A parte il PAI (piano di assetto idrogeologico) approvato dalla Regione nel 2006, che già da solo aveva reso inedificabile il 40 per cento circa delle volumetrie del piano di Coimpresa, pur nell'imbarazzante e perdurante silenzio dell'allora sindaco Emilio Floris, della sua giunta e dei dirigenti comunali che avevano fatto finta, da prima, di ignorare i vincoli di inedificabilità del Pai e, successivamente, messo in essere la pantomima della rinuncia da parte di Coimpresa a costruire laddove comunque non avrebbe potuto farlo, con tanto di delibere di giunta e del consiglio comunale in scadenza ad accogliere i desiderata della società costruttrice divenuta d'un tratto rispettosa delle aree paesaggisticamente più delicate.

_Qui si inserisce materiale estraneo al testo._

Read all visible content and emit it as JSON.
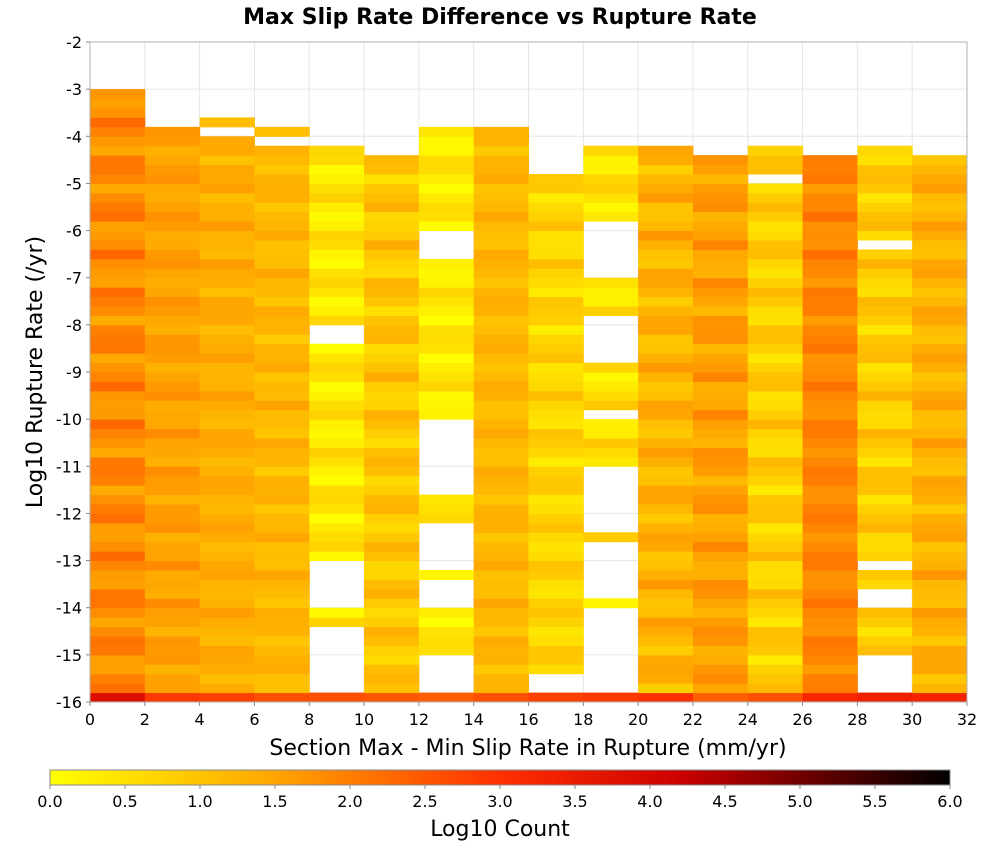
{
  "chart_data": {
    "type": "heatmap",
    "title": "Max Slip Rate Difference vs Rupture Rate",
    "xlabel": "Section Max - Min Slip Rate in Rupture (mm/yr)",
    "ylabel": "Log10 Rupture Rate (/yr)",
    "colorbar_label": "Log10 Count",
    "xlim": [
      0,
      32
    ],
    "ylim": [
      -16,
      -2
    ],
    "x_ticks": [
      "0",
      "2",
      "4",
      "6",
      "8",
      "10",
      "12",
      "14",
      "16",
      "18",
      "20",
      "22",
      "24",
      "26",
      "28",
      "30",
      "32"
    ],
    "y_ticks": [
      "-2",
      "-3",
      "-4",
      "-5",
      "-6",
      "-7",
      "-8",
      "-9",
      "-10",
      "-11",
      "-12",
      "-13",
      "-14",
      "-15",
      "-16"
    ],
    "colorbar_ticks": [
      "0.0",
      "0.5",
      "1.0",
      "1.5",
      "2.0",
      "2.5",
      "3.0",
      "3.5",
      "4.0",
      "4.5",
      "5.0",
      "5.5",
      "6.0"
    ],
    "color_range": [
      0,
      6
    ],
    "colorscale": [
      "#ffff00",
      "#ffa500",
      "#ff3000",
      "#cc0000",
      "#000000"
    ],
    "x_bin_width": 2,
    "y_bin_height": 0.2,
    "y_bin_lower_edges_start": -16,
    "columns": [
      {
        "x0": 0,
        "top": -3.0,
        "base": 1.85,
        "amp": 0.35,
        "ph": 0.0,
        "bottom": 3.8,
        "gaps": []
      },
      {
        "x0": 2,
        "top": -3.8,
        "base": 1.55,
        "amp": 0.2,
        "ph": 1.0,
        "bottom": 2.9,
        "gaps": []
      },
      {
        "x0": 4,
        "top": -3.6,
        "base": 1.35,
        "amp": 0.2,
        "ph": 2.0,
        "bottom": 2.8,
        "gaps": [
          [
            -4.0,
            -3.8
          ]
        ]
      },
      {
        "x0": 6,
        "top": -3.8,
        "base": 1.2,
        "amp": 0.2,
        "ph": 3.0,
        "bottom": 2.6,
        "gaps": [
          [
            -4.2,
            -4.0
          ]
        ]
      },
      {
        "x0": 8,
        "top": -4.1,
        "base": 0.4,
        "amp": 0.35,
        "ph": 4.0,
        "bottom": 2.6,
        "gaps": [
          [
            -8.5,
            -7.9
          ],
          [
            -14.0,
            -13.0
          ],
          [
            -15.8,
            -14.4
          ]
        ]
      },
      {
        "x0": 10,
        "top": -4.4,
        "base": 0.95,
        "amp": 0.35,
        "ph": 5.0,
        "bottom": 2.5,
        "gaps": []
      },
      {
        "x0": 12,
        "top": -3.8,
        "base": 0.35,
        "amp": 0.3,
        "ph": 6.0,
        "bottom": 2.4,
        "gaps": [
          [
            -6.7,
            -5.9
          ],
          [
            -7.5,
            -7.3
          ],
          [
            -9.5,
            -9.3
          ],
          [
            -11.6,
            -10.0
          ],
          [
            -13.2,
            -12.1
          ],
          [
            -14.0,
            -13.4
          ],
          [
            -15.8,
            -15.0
          ]
        ]
      },
      {
        "x0": 14,
        "top": -3.8,
        "base": 1.2,
        "amp": 0.2,
        "ph": 7.0,
        "bottom": 2.6,
        "gaps": []
      },
      {
        "x0": 16,
        "top": -4.7,
        "base": 0.7,
        "amp": 0.3,
        "ph": 8.0,
        "bottom": 2.8,
        "gaps": [
          [
            -15.8,
            -15.3
          ]
        ]
      },
      {
        "x0": 18,
        "top": -4.1,
        "base": 0.5,
        "amp": 0.35,
        "ph": 9.0,
        "bottom": 2.9,
        "gaps": [
          [
            -7.0,
            -5.8
          ],
          [
            -8.8,
            -7.8
          ],
          [
            -10.0,
            -9.8
          ],
          [
            -12.4,
            -11.0
          ],
          [
            -13.9,
            -12.6
          ],
          [
            -15.8,
            -14.0
          ]
        ]
      },
      {
        "x0": 20,
        "top": -4.1,
        "base": 1.25,
        "amp": 0.35,
        "ph": 10.0,
        "bottom": 3.0,
        "gaps": []
      },
      {
        "x0": 22,
        "top": -4.4,
        "base": 1.55,
        "amp": 0.3,
        "ph": 11.0,
        "bottom": 2.4,
        "gaps": []
      },
      {
        "x0": 24,
        "top": -4.1,
        "base": 0.8,
        "amp": 0.35,
        "ph": 12.0,
        "bottom": 2.6,
        "gaps": [
          [
            -5.0,
            -4.8
          ]
        ]
      },
      {
        "x0": 26,
        "top": -4.4,
        "base": 1.9,
        "amp": 0.2,
        "ph": 13.0,
        "bottom": 3.2,
        "gaps": []
      },
      {
        "x0": 28,
        "top": -4.1,
        "base": 0.85,
        "amp": 0.35,
        "ph": 14.0,
        "bottom": 3.4,
        "gaps": [
          [
            -6.4,
            -6.2
          ],
          [
            -13.2,
            -12.9
          ],
          [
            -14.1,
            -13.6
          ],
          [
            -15.8,
            -15.0
          ]
        ]
      },
      {
        "x0": 30,
        "top": -4.4,
        "base": 1.3,
        "amp": 0.3,
        "ph": 15.0,
        "bottom": 3.3,
        "gaps": []
      }
    ]
  }
}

I pronunciamenti giurisprudenziali del C. di Stato ed ora del Tar dovrebbero rendere meno arduo, nella definizione degli atti di tutela del sito Tuvumannu-Tuvixeddu, il compito del comune di Cagliari e del suo sindaco Massimo Zedda, al quale va dato atto, nella vicenda dell'apposizione del vincolo minerario, di aver rinunciato al giudizio davanti al Tar revocando la costituzione in giudizio del 26 novembre 2010, contro gli atti del Sovrintendente Tola, decisa dal suo predecessore Emilio Floris. Un importante atto politico che ci aiuta a sperare nell'azione di tutela e valorizzazione, non solo nell'interesse della città di Cagliari, dell'importante compendio.